Science & Technology

Where mother-of-pearl becomes glass

Many would agree that one of the foremost attributes of glass is its fragility. However, a team of McGill researchers have found a surprising model after which to fashion a more durable glass. The team has enlisted nacre, more commonly known as “mother-of-pearl,” to improve glass’ fracture toughness, impact resistance, and light refraction, and created a glass that is as resilient to fragmentation as plastic. 

“The methods for improvement [of glass composites] offer infinite variation and opportunities for novelty,”  Allen Ehrlicher, an associate professor in McGill’s Department of Bioengineering and a member of the research team, wrote in an email to The McGill Tribune

Ehrlicher and his team foresee such a durable glass composite as having the potential to vastly improve common applications, such as cell-phone screens. 

Using small fragments of glass and acrylic material, the researchers were able to adjust flexibility and collision resistance by varying how long the composite was spun in a centrifuge. This allowed them to align microscopic glass tablets into layers of parallel planes, leading to an overall denser structure with greater resiliency. 

To increase the transmittance of light and the overall transparency of the composite, the researchers made the opaque glass and acrylic solid take on the refractive index of glass through the selection of both hard and soft materials. According to Ehrlicher, hard substances provide a necessary backbone for the composite, while more pliable ones increase transparency by preventing the reflection of light, also known as refraction.
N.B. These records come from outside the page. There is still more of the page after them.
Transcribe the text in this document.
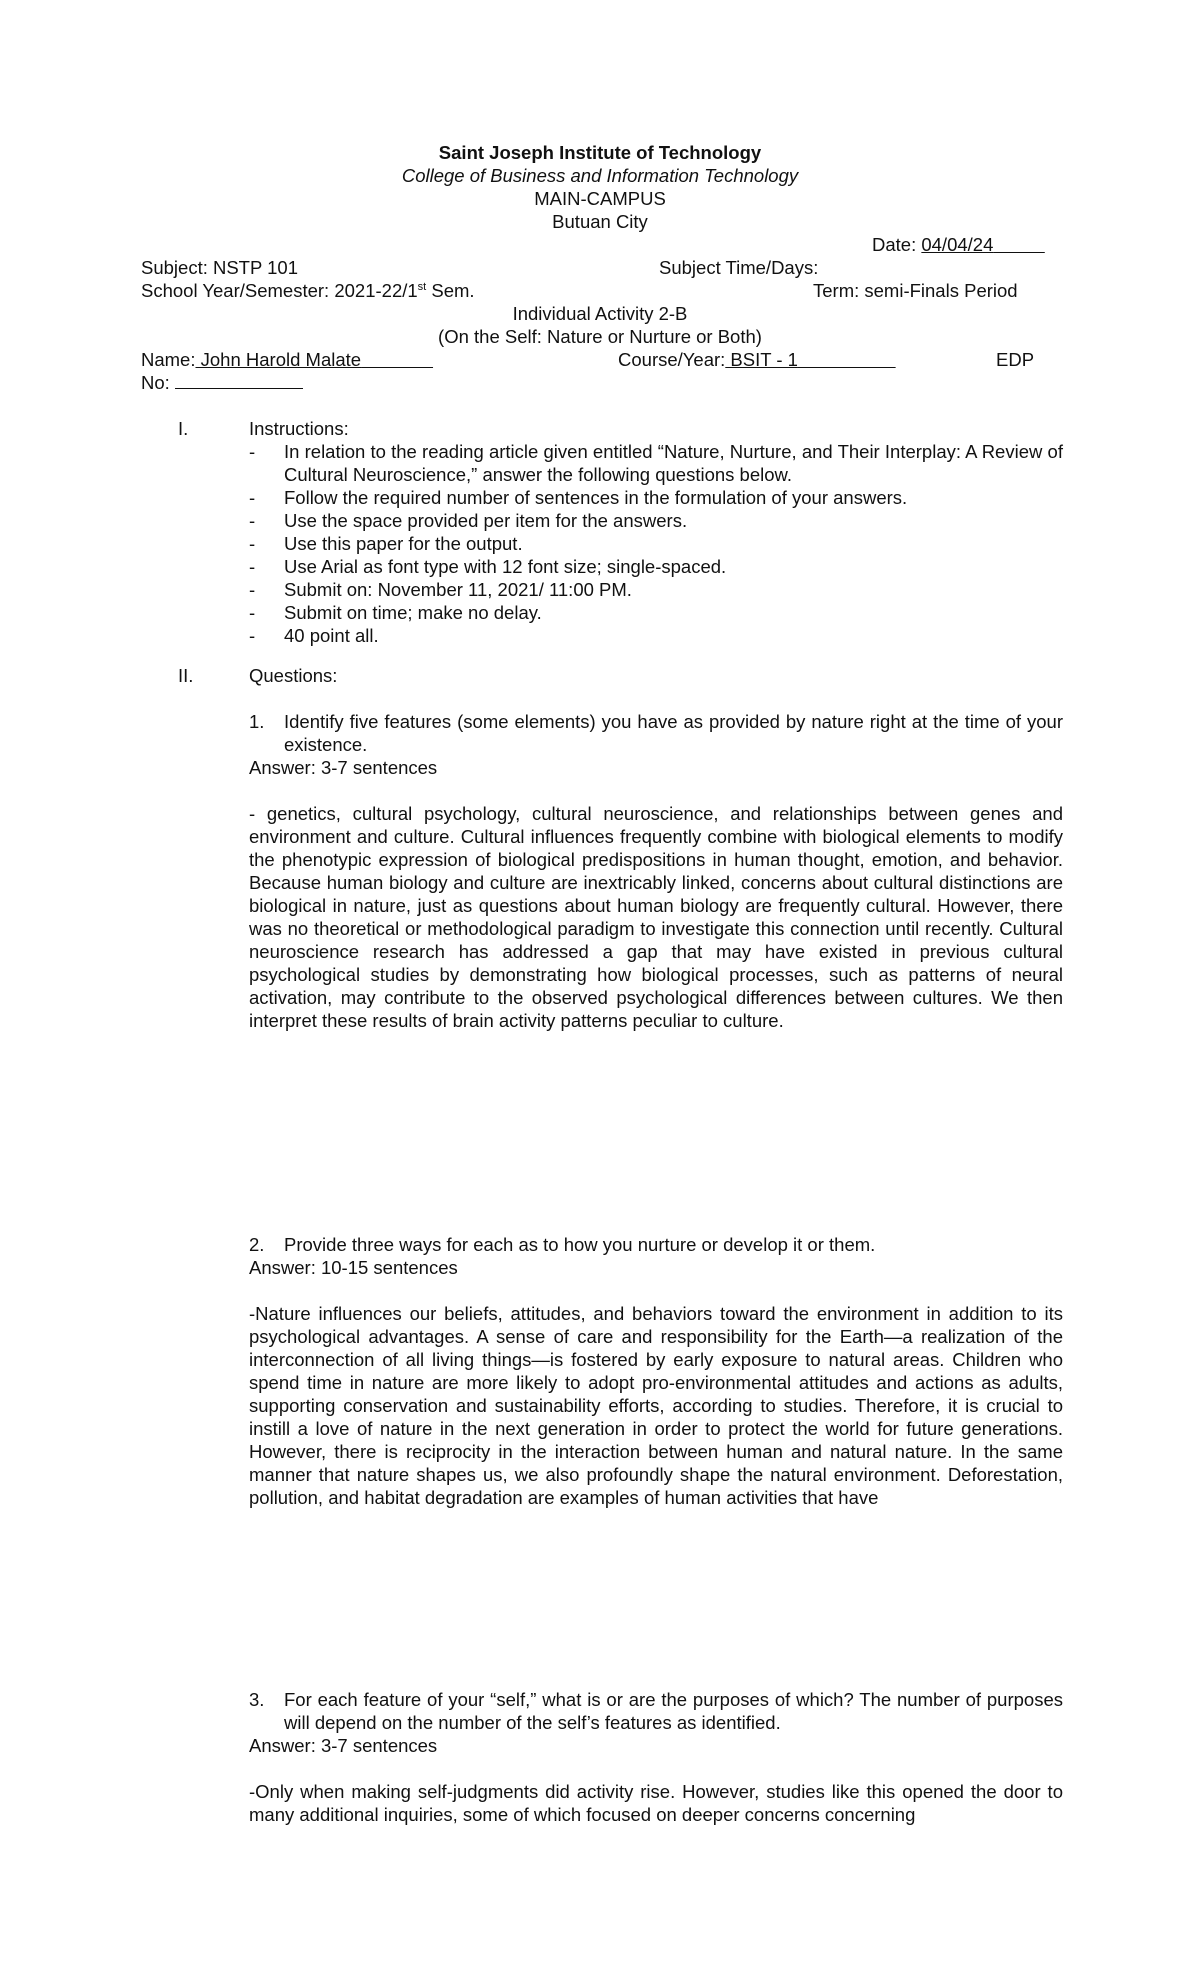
Saint Joseph Institute of Technology
College of Business and Information Technology
MAIN-CAMPUS
Butuan City
Date: 04/04/24
Subject: NSTP 101	Subject Time/Days:
School Year/Semester: 2021-22/1st Sem.	Term: semi-Finals Period
Individual Activity 2-B
(On the Self: Nature or Nurture or Both)
Name: John Harold Malate	Course/Year: BSIT - 1	EDP
No:
I.	Instructions:
- In relation to the reading article given entitled “Nature, Nurture, and Their Interplay: A Review of Cultural Neuroscience,” answer the following questions below.
- Follow the required number of sentences in the formulation of your answers.
- Use the space provided per item for the answers.
- Use this paper for the output.
- Use Arial as font type with 12 font size; single-spaced.
- Submit on: November 11, 2021/ 11:00 PM.
- Submit on time; make no delay.
- 40 point all.
II.	Questions:
1. Identify five features (some elements) you have as provided by nature right at the time of your existence.
Answer: 3-7 sentences

- genetics, cultural psychology, cultural neuroscience, and relationships between genes and environment and culture. Cultural influences frequently combine with biological elements to modify the phenotypic expression of biological predispositions in human thought, emotion, and behavior. Because human biology and culture are inextricably linked, concerns about cultural distinctions are biological in nature, just as questions about human biology are frequently cultural. However, there was no theoretical or methodological paradigm to investigate this connection until recently. Cultural neuroscience research has addressed a gap that may have existed in previous cultural psychological studies by demonstrating how biological processes, such as patterns of neural activation, may contribute to the observed psychological differences between cultures. We then interpret these results of brain activity patterns peculiar to culture.

2. Provide three ways for each as to how you nurture or develop it or them.
Answer: 10-15 sentences

-Nature influences our beliefs, attitudes, and behaviors toward the environment in addition to its psychological advantages. A sense of care and responsibility for the Earth—a realization of the interconnection of all living things—is fostered by early exposure to natural areas. Children who spend time in nature are more likely to adopt pro-environmental attitudes and actions as adults, supporting conservation and sustainability efforts, according to studies. Therefore, it is crucial to instill a love of nature in the next generation in order to protect the world for future generations. However, there is reciprocity in the interaction between human and natural nature. In the same manner that nature shapes us, we also profoundly shape the natural environment. Deforestation, pollution, and habitat degradation are examples of human activities that have

3. For each feature of your “self,” what is or are the purposes of which? The number of purposes will depend on the number of the self’s features as identified.
Answer: 3-7 sentences

-Only when making self-judgments did activity rise. However, studies like this opened the door to many additional inquiries, some of which focused on deeper concerns concerning
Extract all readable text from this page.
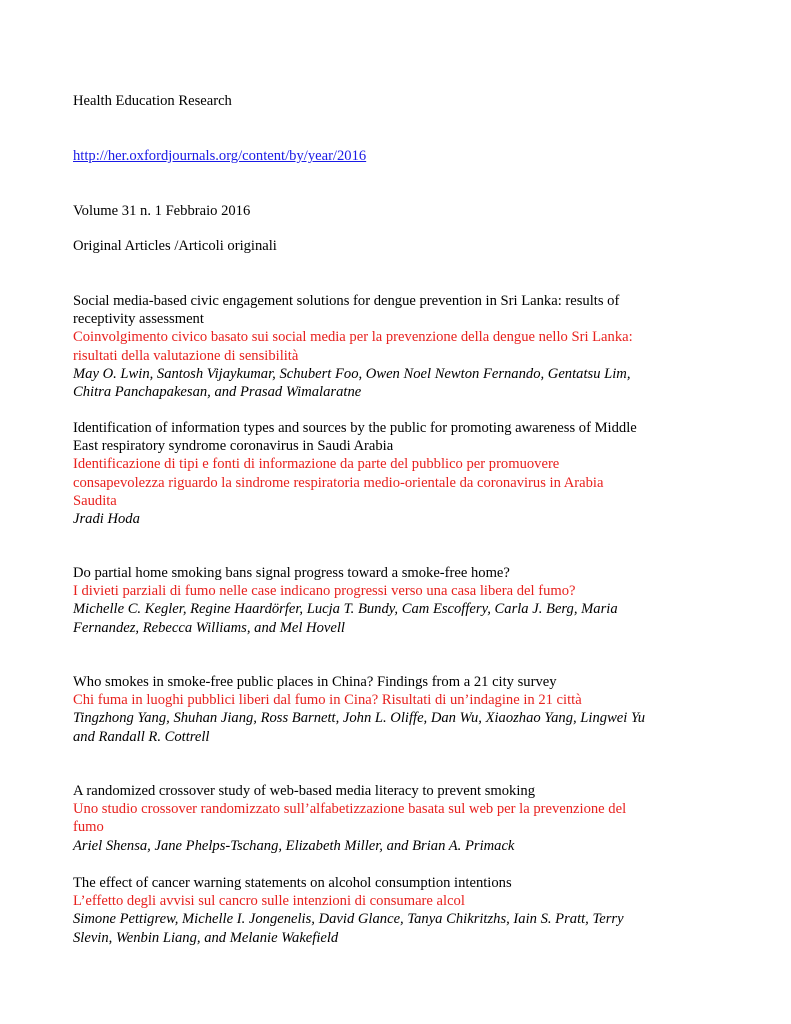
Health Education Research
http://her.oxfordjournals.org/content/by/year/2016
Volume 31 n. 1 Febbraio 2016
Original Articles /Articoli originali
Social media-based civic engagement solutions for dengue prevention in Sri Lanka: results of
receptivity assessment
Coinvolgimento civico basato sui social media per la prevenzione della dengue nello Sri Lanka:
risultati della valutazione di sensibilità
May O. Lwin, Santosh Vijaykumar, Schubert Foo, Owen Noel Newton Fernando, Gentatsu Lim,
Chitra Panchapakesan, and Prasad Wimalaratne
Identification of information types and sources by the public for promoting awareness of Middle
East respiratory syndrome coronavirus in Saudi Arabia
Identificazione di tipi e fonti di informazione da parte del pubblico per promuovere
consapevolezza riguardo la sindrome respiratoria medio-orientale da coronavirus in Arabia
Saudita
Jradi Hoda
Do partial home smoking bans signal progress toward a smoke-free home?
I divieti parziali di fumo nelle case indicano progressi verso una casa libera del fumo?
Michelle C. Kegler, Regine Haardörfer, Lucja T. Bundy, Cam Escoffery, Carla J. Berg, Maria
Fernandez, Rebecca Williams, and Mel Hovell
Who smokes in smoke-free public places in China? Findings from a 21 city survey
Chi fuma in luoghi pubblici liberi dal fumo in Cina? Risultati di un’indagine in 21 città
Tingzhong Yang, Shuhan Jiang, Ross Barnett, John L. Oliffe, Dan Wu, Xiaozhao Yang, Lingwei Yu
and Randall R. Cottrell
A randomized crossover study of web-based media literacy to prevent smoking
Uno studio crossover randomizzato sull’alfabetizzazione basata sul web per la prevenzione del
fumo
Ariel Shensa, Jane Phelps-Tschang, Elizabeth Miller, and Brian A. Primack
The effect of cancer warning statements on alcohol consumption intentions
L’effetto degli avvisi sul cancro sulle intenzioni di consumare alcol
Simone Pettigrew, Michelle I. Jongenelis, David Glance, Tanya Chikritzhs, Iain S. Pratt, Terry
Slevin, Wenbin Liang, and Melanie Wakefield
This allows the clarity of the composite to be identical to that of more common glass forms, including those which are laminated and tempered with heat, but are comparatively weaker. 

“Mollusk shell in bioinspired materials is broadly recognized as an archetype of tough composite materials, and offers a design template in its brick and mortar architecture as well as [a] combination of rigid tablets and ductile connective material,” Ehrlicher wrote. “For the material to not shatter, the material must flex and the energy of deformation must be absorbed more gradually than catastrophically.” 

It is mainly due to the mollusk shell’s structure, rather than the material itself, that such deformative properties can be achieved. 

“[Deformation] occurs through toughening mechanisms in the plastic connective phase between the glass flakes,” Ehrlicher wrote. “By allowing the plastic phase to gradually break, develop cavities, and let the glass tablets slide, this prevents the overall material from breaking, similar to a myriad of mechanical ‘fuses.’ Toughening mechanisms are the processes which allow the material to not be fragile or brittle like conventional glass.” 

Nacre has both hard and soft phases that allow for a high level of rigidity while still being able to absorb and resist impact. Thus, the researchers fashioned their composite out of both stiff and deformable material, resulting in a high level of interface strength due to strong bonding between the different phases. 

The researchers have calculated that their composite is three times stronger than normal glass and over five times more fracture resistant, a sign that this design could have significant real-world applications. 

Even more compelling is that Ehrlicher believes this glass composite is comparatively easier to manufacture than traditional glass. The team is currently in talks with companies regarding its wide-scale production. 

It is hard to believe that nacre, most commonly a protective lining for many mollusk species, could be behind such an exciting scientific development. Yet, Ehrlicher thinks the sky is the limit for nacre and its other biological counterparts. 

“Bioinspired materials has become a field in its own right,” Ehrlicher wrote. While Ehrlicher and his colleagues specialize in cell mechanics, the realm of bio-inspired materials remains an open canvas for experimentation and development. It seems that as scientists discover more about the minutiae of nature, the potential for innovation will only grow.